We’d like to bring up the following point to consider, as it may affect the community’s decision -
If emode is enabled for cbETH before the proposed 20k supply cap is reached, then the asset’s risk profile may change. If the community has a particularly conservative risk tolerance (e.g., if the community wants to discount CEX liquidity heavily), then the community may wish to support a smaller supply cap increase to 15k initially.


hello @lbsblockchain and thx for your reply

  1. According to recent calls from ACD, there’s no particular reason not to expect Shanghai to happen on the mainnet sometime around April 2023. Devnet upgrades are a success, and testnet upgrades are being rolled out. The EF is putting all effort to maintain its deadline, and for once, there’s a consensus on its ability to deliver on time.
  2. LSDs are liquid, so anyone wishing to “unstake” can do it now on secondary markets. The majority of currently staked ETH is more or less liquid as of today. In my humble opinion, there’s no particular reason to predict a long withdrawal queue when Shanghai is implemented. It is more likely that the staking queue will be longer as many are waiting for this upgrade to actually start staking.

It all boils down to a risk/reward calculation for Aave. LSDs are very strategic assets and allow V3 emode to shine. The current cap being hit indicates that market demand is strong. Our position at the ACI is that the current cap increase is a consensus between being slightly conservative and allowing growth. Aave is not the only actor to allow cbETH collateral, so it’s likely that the current cap is favoring other protocols more than Aave at the moment.
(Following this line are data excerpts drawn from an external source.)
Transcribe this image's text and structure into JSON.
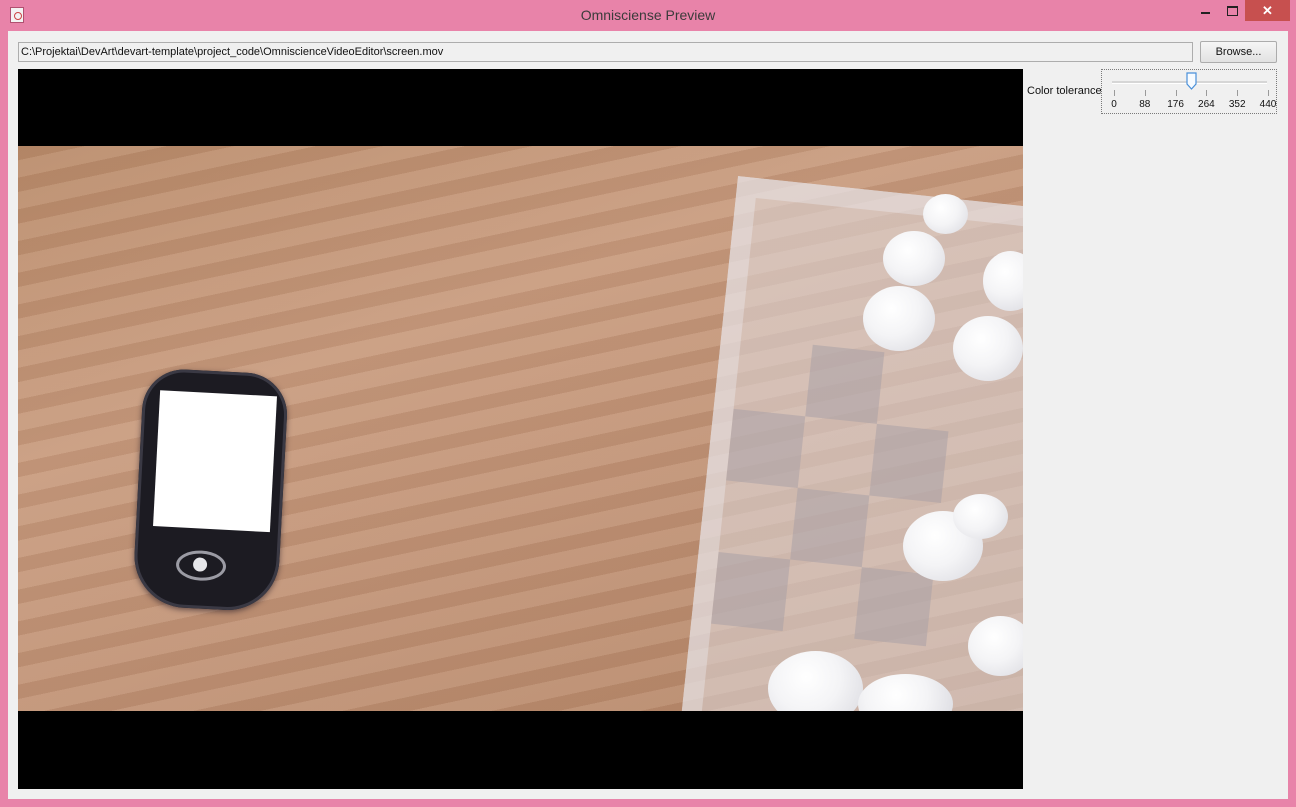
{
  "window": {
    "title": "Omnisciense Preview",
    "controls": {
      "minimize": "–",
      "maximize": "□",
      "close": "✕"
    }
  },
  "file": {
    "path": "C:\\Projektai\\DevArt\\devart-template\\project_code\\OmniscienceVideoEditor\\screen.mov",
    "browse_label": "Browse..."
  },
  "controls": {
    "tolerance_label": "Color tolerance",
    "slider": {
      "min": 0,
      "max": 440,
      "value": 220,
      "tick_labels": [
        "0",
        "88",
        "176",
        "264",
        "352",
        "440"
      ]
    }
  },
  "colors": {
    "window_frame": "#e883a9",
    "close_button": "#c7504f",
    "panel_bg": "#f0f0f0",
    "slider_thumb": "#4a90d9"
  },
  "icons": {
    "app": "java-cup-icon"
  }
}
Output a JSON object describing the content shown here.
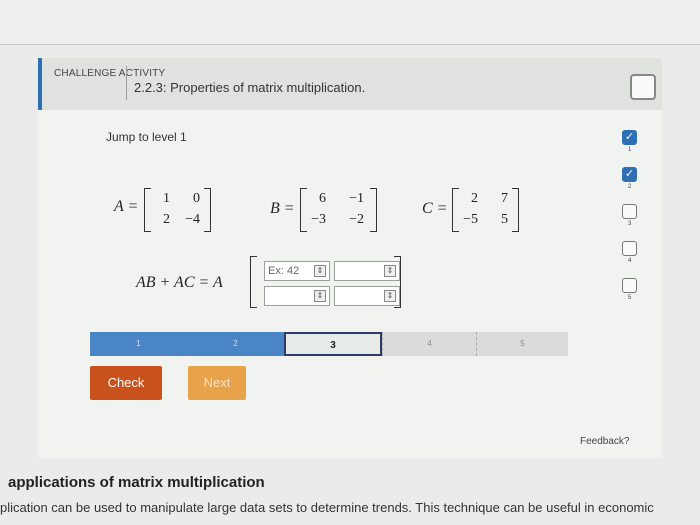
{
  "activity": {
    "badge": "CHALLENGE ACTIVITY",
    "title": "2.2.3: Properties of matrix multiplication.",
    "jump_text": "Jump to level 1"
  },
  "matrices": {
    "A": {
      "label": "A =",
      "rows": [
        [
          "1",
          "0"
        ],
        [
          "2",
          "−4"
        ]
      ]
    },
    "B": {
      "label": "B =",
      "rows": [
        [
          "6",
          "−1"
        ],
        [
          "−3",
          "−2"
        ]
      ]
    },
    "C": {
      "label": "C =",
      "rows": [
        [
          "2",
          "7"
        ],
        [
          "−5",
          "5"
        ]
      ]
    }
  },
  "equation": {
    "lhs": "AB + AC = A",
    "input_placeholder": "Ex: 42"
  },
  "progress": {
    "levels": [
      "1",
      "2",
      "3",
      "4",
      "5"
    ],
    "current": "3"
  },
  "buttons": {
    "check": "Check",
    "next": "Next"
  },
  "feedback": "Feedback?",
  "sidebar_levels": [
    {
      "num": "1",
      "done": true
    },
    {
      "num": "2",
      "done": true
    },
    {
      "num": "3",
      "done": false
    },
    {
      "num": "4",
      "done": false
    },
    {
      "num": "5",
      "done": false
    }
  ],
  "section": {
    "title": "applications of matrix multiplication",
    "text": "plication can be used to manipulate large data sets to determine trends. This technique can be useful in economic"
  },
  "colors": {
    "accent": "#2f6fb3",
    "check": "#c9521c",
    "next": "#e7a24a"
  }
}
Regarding the “regulatory perspective,” I’ve stated my opinion that has zero legal value several times. The worst-case scenario is what happened with BUSD - no more minting and a period to allow redemption. That scenario is not particularly concerning for the peg or Aave in general. If that happens, the ACI will be supportive to freeze cbETH reserve and move on.

@Pauljlei thanks for your reply

The ACI would like to open the discussions about adding cbETH to emode after the current proposal maturity, happy to discuss with risk teams to prepare this upcoming ARFC.


Thanks so much for this - very clear!